Stephen McDonnell, LCSW
view the pdf here
Hilary Jacobs Hendel, LCSW, has written a friendly and simple “User’s Guide” to AEDP therapy, core emotions and defenses, attachment and trauma, and “the gold” of Core State, or as Hilary has nicknamed Core State for a general audience, the Openhearted State. It’s a great book that could be offered to clients who would like an informed supplement to our experiential therapy with them, a book to recommend to others in our lives for whom we might want to plant seeds about trying therapy, or to those who might need some self-help for their emotional regulation (a friend of mine just sent it to her son in college). Also, other clinicians—those new to AEDP as well as well-seasoned AEDP therapists—will find the book useful in learning how another therapist practices AEDP.
The book is user-friendly and simply written, yet it shows the depth of Hilary’s deep inquiry into these subjects—AEDP, Eye Movement Desensitization Reprocessing (EMDR), Internal Family Systems (IFS), Somatic Experiencing (SE) and neuroscience. Simply put, the book contains everything one needs to understand emotions, why they are important for us humans, and what blocks us from being in touch with them.
There are many lists in the book. For example, in the Appendix there is a list of most of the sensations and all the emotion words we use when describing a core emotion.
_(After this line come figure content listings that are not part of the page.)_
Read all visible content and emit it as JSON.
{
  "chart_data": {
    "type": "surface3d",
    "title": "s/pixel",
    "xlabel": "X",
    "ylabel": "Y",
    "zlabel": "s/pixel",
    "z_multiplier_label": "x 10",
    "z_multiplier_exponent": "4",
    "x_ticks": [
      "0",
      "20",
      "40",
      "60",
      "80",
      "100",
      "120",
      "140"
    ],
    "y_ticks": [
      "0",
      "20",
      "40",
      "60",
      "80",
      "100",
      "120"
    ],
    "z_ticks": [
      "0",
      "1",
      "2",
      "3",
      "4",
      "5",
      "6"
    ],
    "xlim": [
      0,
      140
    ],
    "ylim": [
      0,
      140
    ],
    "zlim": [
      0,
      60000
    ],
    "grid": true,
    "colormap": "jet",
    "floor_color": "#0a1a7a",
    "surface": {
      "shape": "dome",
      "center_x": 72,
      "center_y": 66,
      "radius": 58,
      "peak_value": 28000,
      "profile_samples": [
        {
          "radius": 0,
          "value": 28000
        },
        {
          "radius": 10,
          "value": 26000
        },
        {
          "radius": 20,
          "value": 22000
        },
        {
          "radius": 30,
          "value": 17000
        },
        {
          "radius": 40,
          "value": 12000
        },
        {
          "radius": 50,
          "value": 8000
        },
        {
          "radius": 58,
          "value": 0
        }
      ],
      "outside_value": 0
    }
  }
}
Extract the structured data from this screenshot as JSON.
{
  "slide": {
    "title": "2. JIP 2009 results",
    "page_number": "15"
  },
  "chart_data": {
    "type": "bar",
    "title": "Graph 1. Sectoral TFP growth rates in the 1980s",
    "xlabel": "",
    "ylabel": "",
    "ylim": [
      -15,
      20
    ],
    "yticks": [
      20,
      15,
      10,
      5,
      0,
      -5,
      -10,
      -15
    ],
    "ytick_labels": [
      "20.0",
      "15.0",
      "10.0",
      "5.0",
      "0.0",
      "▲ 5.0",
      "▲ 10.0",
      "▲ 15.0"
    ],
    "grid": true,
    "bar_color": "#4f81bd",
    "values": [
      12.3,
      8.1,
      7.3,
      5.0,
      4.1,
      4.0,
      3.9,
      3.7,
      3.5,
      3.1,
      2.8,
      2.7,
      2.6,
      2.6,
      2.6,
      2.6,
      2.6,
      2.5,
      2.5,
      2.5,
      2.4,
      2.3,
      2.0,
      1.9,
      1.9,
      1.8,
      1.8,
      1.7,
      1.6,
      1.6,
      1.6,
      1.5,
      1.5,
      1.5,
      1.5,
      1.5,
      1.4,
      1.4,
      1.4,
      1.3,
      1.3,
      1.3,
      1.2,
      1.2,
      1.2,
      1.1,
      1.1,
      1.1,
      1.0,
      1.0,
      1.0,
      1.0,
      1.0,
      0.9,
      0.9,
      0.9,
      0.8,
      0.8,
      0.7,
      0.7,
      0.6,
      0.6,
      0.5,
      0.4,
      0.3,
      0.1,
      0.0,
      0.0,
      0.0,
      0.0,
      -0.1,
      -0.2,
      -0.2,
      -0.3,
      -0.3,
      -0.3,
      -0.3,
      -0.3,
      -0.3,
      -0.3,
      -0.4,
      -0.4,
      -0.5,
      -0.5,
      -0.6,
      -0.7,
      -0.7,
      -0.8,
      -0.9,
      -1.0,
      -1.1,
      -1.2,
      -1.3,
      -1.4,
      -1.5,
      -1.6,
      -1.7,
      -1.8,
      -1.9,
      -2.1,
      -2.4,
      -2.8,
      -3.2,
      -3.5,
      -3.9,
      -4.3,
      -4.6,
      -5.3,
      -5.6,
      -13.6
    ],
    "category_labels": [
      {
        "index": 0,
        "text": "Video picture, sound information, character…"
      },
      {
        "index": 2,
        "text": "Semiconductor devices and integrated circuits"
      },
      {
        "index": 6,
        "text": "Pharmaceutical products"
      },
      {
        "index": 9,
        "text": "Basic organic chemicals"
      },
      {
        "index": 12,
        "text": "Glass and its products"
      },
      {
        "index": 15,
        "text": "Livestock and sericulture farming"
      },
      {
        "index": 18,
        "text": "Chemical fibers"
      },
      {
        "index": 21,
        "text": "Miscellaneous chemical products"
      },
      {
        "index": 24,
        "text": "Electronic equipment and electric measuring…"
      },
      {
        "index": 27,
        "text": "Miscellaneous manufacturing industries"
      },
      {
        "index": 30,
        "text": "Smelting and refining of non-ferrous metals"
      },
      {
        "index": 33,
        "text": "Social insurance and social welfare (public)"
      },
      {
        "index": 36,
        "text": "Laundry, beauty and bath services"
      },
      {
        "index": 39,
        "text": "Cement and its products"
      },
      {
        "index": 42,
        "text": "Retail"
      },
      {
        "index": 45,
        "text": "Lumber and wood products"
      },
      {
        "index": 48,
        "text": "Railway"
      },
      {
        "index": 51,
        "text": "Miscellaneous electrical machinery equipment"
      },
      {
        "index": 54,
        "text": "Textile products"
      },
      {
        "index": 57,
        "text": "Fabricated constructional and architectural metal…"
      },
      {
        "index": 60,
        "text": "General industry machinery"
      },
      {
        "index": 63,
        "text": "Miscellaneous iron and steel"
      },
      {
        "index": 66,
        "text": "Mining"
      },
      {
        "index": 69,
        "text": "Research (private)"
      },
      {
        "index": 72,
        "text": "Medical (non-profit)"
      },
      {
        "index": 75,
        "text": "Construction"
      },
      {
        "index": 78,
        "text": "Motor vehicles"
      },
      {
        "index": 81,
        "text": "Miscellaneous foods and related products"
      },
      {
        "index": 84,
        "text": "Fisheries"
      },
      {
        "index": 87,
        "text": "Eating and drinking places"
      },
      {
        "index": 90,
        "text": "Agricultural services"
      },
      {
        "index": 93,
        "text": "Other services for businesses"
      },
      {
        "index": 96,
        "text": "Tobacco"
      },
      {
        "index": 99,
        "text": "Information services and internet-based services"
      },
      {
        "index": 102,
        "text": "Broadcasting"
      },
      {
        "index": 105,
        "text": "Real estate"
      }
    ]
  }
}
Every chapter has shaded boxes that describe complex concepts simply, such as “Things to Know about Panic Attacks,” and “Shame Is Not Guilt,” and “How to Stay in an Openhearted State in the Face of Life’s Challenges.” Every chapter ends with “Experiments,” as Hilary calls them, akin to AEDP’s interventions to try something new—quizzes and practices to apply the theory, e.g., how to do “Belly Breathing” to slow down, and “Nine Ways to Begin Working with Your Shame.”
The book is structured to cover all the “essential skills” for doing this on one’s own: (a) explaining the importance of core emotions and their release, (b) understanding how our defenses inhibit emotions, (c) identifying both big T and small t trauma, (d) using the “Change Triangle,” as Hilary has nicknamed the Triangle of Experience to name defenses and release core emotions, and finally (e) appreciating the Openhearted State.